The 10 Types of People in This World
The joke runs “… those who understand binary and those who don’t.” Binary is a system of numbers with a different base. “That’s great!” I can hear you say. “What’s a different base mean?” To answer that I’ve also got to explain a thing called “Positional Notation.” With that many syllables it’s got to mean something important, right?

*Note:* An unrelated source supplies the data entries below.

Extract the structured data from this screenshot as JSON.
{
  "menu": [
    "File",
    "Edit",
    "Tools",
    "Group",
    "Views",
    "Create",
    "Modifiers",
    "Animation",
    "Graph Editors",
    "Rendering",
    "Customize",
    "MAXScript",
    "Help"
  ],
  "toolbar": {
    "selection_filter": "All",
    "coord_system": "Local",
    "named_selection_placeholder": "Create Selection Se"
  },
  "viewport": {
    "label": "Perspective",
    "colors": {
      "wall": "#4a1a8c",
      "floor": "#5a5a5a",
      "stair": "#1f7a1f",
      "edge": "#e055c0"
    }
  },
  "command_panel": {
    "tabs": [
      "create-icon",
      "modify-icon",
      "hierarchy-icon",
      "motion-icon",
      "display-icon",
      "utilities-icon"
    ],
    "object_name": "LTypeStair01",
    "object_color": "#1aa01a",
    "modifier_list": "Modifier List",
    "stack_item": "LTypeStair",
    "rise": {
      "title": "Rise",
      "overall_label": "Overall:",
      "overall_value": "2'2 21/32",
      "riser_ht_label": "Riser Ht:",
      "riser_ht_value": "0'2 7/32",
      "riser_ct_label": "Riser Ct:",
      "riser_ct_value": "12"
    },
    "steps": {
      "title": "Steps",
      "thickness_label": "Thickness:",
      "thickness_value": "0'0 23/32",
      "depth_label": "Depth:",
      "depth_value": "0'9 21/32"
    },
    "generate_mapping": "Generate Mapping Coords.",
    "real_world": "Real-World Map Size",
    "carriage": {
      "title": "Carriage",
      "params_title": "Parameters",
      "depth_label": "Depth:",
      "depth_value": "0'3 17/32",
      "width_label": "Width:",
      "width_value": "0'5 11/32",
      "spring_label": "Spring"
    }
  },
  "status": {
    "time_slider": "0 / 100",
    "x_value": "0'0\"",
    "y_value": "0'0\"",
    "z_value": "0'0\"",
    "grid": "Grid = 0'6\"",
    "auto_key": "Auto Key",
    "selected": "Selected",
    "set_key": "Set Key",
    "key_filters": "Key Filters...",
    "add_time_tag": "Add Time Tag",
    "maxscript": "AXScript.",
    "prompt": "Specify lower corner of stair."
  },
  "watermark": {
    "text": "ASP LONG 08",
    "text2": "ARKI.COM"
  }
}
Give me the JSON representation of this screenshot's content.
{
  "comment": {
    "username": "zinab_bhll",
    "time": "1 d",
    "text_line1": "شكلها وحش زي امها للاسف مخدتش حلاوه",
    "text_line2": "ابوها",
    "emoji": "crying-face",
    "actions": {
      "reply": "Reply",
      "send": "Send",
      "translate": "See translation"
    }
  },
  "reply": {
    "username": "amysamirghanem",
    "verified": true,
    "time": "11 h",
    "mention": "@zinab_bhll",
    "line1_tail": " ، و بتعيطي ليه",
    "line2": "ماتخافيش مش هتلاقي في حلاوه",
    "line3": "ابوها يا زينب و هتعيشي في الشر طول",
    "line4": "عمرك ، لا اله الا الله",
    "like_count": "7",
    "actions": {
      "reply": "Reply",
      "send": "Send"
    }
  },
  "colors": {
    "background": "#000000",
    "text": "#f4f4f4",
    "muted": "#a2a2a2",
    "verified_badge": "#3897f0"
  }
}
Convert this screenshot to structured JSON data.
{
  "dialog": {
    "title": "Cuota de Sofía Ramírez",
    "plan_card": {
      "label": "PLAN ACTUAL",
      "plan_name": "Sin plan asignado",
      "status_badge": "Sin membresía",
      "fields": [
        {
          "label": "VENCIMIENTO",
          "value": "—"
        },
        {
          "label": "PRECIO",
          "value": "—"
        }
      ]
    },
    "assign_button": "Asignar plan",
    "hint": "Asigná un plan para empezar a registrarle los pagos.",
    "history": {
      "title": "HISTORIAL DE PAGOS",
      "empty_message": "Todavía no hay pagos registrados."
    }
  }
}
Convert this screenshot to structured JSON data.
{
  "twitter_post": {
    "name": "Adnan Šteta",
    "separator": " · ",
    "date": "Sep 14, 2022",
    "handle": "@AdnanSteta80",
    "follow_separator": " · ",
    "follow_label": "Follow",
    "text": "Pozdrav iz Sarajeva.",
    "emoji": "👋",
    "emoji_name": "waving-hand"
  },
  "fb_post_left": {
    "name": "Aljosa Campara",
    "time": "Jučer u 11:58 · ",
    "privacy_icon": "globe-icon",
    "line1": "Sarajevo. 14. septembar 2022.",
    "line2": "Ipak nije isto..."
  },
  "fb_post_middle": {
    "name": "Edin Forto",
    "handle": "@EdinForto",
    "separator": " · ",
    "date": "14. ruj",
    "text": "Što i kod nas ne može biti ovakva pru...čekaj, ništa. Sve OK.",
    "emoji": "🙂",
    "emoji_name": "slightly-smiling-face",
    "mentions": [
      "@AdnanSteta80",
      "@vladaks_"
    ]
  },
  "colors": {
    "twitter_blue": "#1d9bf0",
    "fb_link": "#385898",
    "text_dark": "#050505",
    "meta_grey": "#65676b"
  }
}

Y’all remember how to do Roman Numerals, right? Rocky IV is the one where he fought Ivan Drago. In MCDXCII Columbus sailed the ocean blue. You can tell what the number means by adding up the value of each letter (with the exception of smaller letters directly before larger letters). It’s easy to learn addition because you never need to carry the one (just slap another X in your final number). It’s much harder to multiply (what’s XLII by VI? I dare you to try it without translating into modern notation). When Archimedes first calculated the value of Pi to 3.14 he was working in Roman Numerals, and not the least part of his accomplishment was extracting square roots that way.
To multiply Roman Numerals you make a little table. I’ve got no idea how you’d go about extracting a square root. Heck, I don’t know how you’d write decimals.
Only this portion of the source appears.